To build their recognition system, Ozcan and his colleagues first used an approach known as deep learning, in which a computer is given audio or visual data and trained to recognize certain patterns. The algorithm then creates rules about the given data and applies them to describe new inputs.

In this case, the team trained its network model to recognize different data types, including images of hand-written digits from 0 to 9 and various clothing items. In each case, the computer created a model, which consisted of multiple layers of pixels. Each pixel can transmit light, and represents an artificial neuron connected to other neurons in the same or attached layers.

For each data type, the researchers then made a physical rendition of the model using five layers of a 3-D–printed plastic that could then process each type of image using a laser—a monochromatic light at 0.4 terahertz—rather than visible light.

The printed polymer neural network takes in the light bouncing off an object and processes it at the speed of light based on the physical structure of the neural network and rapidly sorts the object or its image into the correct category by focusing light onto the correct detector at the exit of the network.

The printed product is like a “physical brain with neural connections, except here, light is connecting the neurons such that the information can flow from one layer of the neurons to the next,” explains Ozcan.

“This is an extremely efficient neural network implementation, because once the passive diffraction surfaces are 3D-printed, they use no electricity whatsoever but process their input ‘at the speed of light’, with no delay,” writes Bilaniuk in an email to The Scientist.

The researchers are now working to improve the performance of the computer-training model. In the case of the digits training set, their artificial network had about a 91.75 percent accuracy in recognizing new handwritten digits.
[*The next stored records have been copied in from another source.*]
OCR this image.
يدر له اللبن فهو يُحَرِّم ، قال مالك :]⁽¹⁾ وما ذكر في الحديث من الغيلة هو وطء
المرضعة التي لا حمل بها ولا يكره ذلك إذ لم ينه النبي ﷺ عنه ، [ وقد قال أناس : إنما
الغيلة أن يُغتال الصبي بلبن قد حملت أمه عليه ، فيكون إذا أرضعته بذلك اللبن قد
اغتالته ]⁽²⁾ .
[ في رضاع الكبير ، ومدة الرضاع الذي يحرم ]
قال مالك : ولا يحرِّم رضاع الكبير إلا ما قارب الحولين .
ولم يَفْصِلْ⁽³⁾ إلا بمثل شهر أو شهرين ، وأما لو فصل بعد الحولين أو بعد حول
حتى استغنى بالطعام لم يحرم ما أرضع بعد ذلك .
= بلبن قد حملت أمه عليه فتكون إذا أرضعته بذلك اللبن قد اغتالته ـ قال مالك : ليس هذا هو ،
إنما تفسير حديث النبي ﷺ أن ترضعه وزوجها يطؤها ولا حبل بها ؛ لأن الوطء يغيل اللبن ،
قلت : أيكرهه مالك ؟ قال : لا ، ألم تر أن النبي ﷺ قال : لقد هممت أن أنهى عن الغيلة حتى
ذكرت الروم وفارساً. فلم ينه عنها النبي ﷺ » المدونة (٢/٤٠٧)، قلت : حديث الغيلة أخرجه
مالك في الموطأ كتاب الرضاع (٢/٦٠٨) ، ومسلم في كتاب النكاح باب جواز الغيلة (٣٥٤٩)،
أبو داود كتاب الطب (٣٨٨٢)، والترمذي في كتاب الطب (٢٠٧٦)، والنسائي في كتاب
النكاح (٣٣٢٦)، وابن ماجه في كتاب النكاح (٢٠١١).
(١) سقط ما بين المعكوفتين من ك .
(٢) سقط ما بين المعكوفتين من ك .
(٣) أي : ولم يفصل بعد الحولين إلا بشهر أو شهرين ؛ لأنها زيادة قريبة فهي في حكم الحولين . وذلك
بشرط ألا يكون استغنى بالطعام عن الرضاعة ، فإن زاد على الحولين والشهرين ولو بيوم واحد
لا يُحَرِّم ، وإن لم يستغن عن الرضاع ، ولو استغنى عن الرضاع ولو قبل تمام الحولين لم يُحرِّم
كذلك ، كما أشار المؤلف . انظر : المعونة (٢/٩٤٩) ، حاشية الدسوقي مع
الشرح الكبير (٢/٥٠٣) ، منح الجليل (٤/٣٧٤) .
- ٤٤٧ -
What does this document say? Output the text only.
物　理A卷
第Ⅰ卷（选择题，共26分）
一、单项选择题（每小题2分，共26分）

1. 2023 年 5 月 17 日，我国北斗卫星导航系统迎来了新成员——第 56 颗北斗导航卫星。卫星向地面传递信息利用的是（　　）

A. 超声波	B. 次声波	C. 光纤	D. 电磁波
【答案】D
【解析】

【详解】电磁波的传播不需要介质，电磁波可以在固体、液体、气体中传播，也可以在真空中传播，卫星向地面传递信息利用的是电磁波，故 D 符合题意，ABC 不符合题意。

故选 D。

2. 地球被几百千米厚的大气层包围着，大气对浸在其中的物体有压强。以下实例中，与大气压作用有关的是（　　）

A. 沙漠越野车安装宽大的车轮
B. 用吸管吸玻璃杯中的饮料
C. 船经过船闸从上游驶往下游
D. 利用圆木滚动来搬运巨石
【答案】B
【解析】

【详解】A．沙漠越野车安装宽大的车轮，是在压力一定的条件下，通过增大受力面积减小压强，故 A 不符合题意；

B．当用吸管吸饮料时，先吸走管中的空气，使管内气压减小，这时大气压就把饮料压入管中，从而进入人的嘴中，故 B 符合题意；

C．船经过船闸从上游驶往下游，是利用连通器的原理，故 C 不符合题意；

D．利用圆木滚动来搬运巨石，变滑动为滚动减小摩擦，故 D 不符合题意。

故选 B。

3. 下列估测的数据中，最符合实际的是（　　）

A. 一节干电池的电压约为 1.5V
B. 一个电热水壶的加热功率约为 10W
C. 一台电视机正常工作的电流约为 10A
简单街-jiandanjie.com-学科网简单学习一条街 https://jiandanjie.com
They would also like to scale their printed network to larger dimensions than the printed 8 cm by 8 cm layers reported in the paper. “With more layers, we can potentially implement more-complex tasks with improved accuracy,” Ozcan tells The Scientist.

For Psaltis, the new work poses more questions than it answers. “Can this system be made more robust, can we increase the speed, what is the cost of the modeling and the 3-D printing, and how could we potentially integrate this tool with existing digital systems?” he writes.

According to Bilaniuk, if the system could be adapted for regular light and miniaturized, the potential applications could be face detection in cell phone cameras and automatic focus with no drain on the battery as is necessary for digital devices.

X. Lin et al., “All-optical machine learning using diffractive deep neural networks,” Sciencedoi:10.1126/science.aat8084, 2018.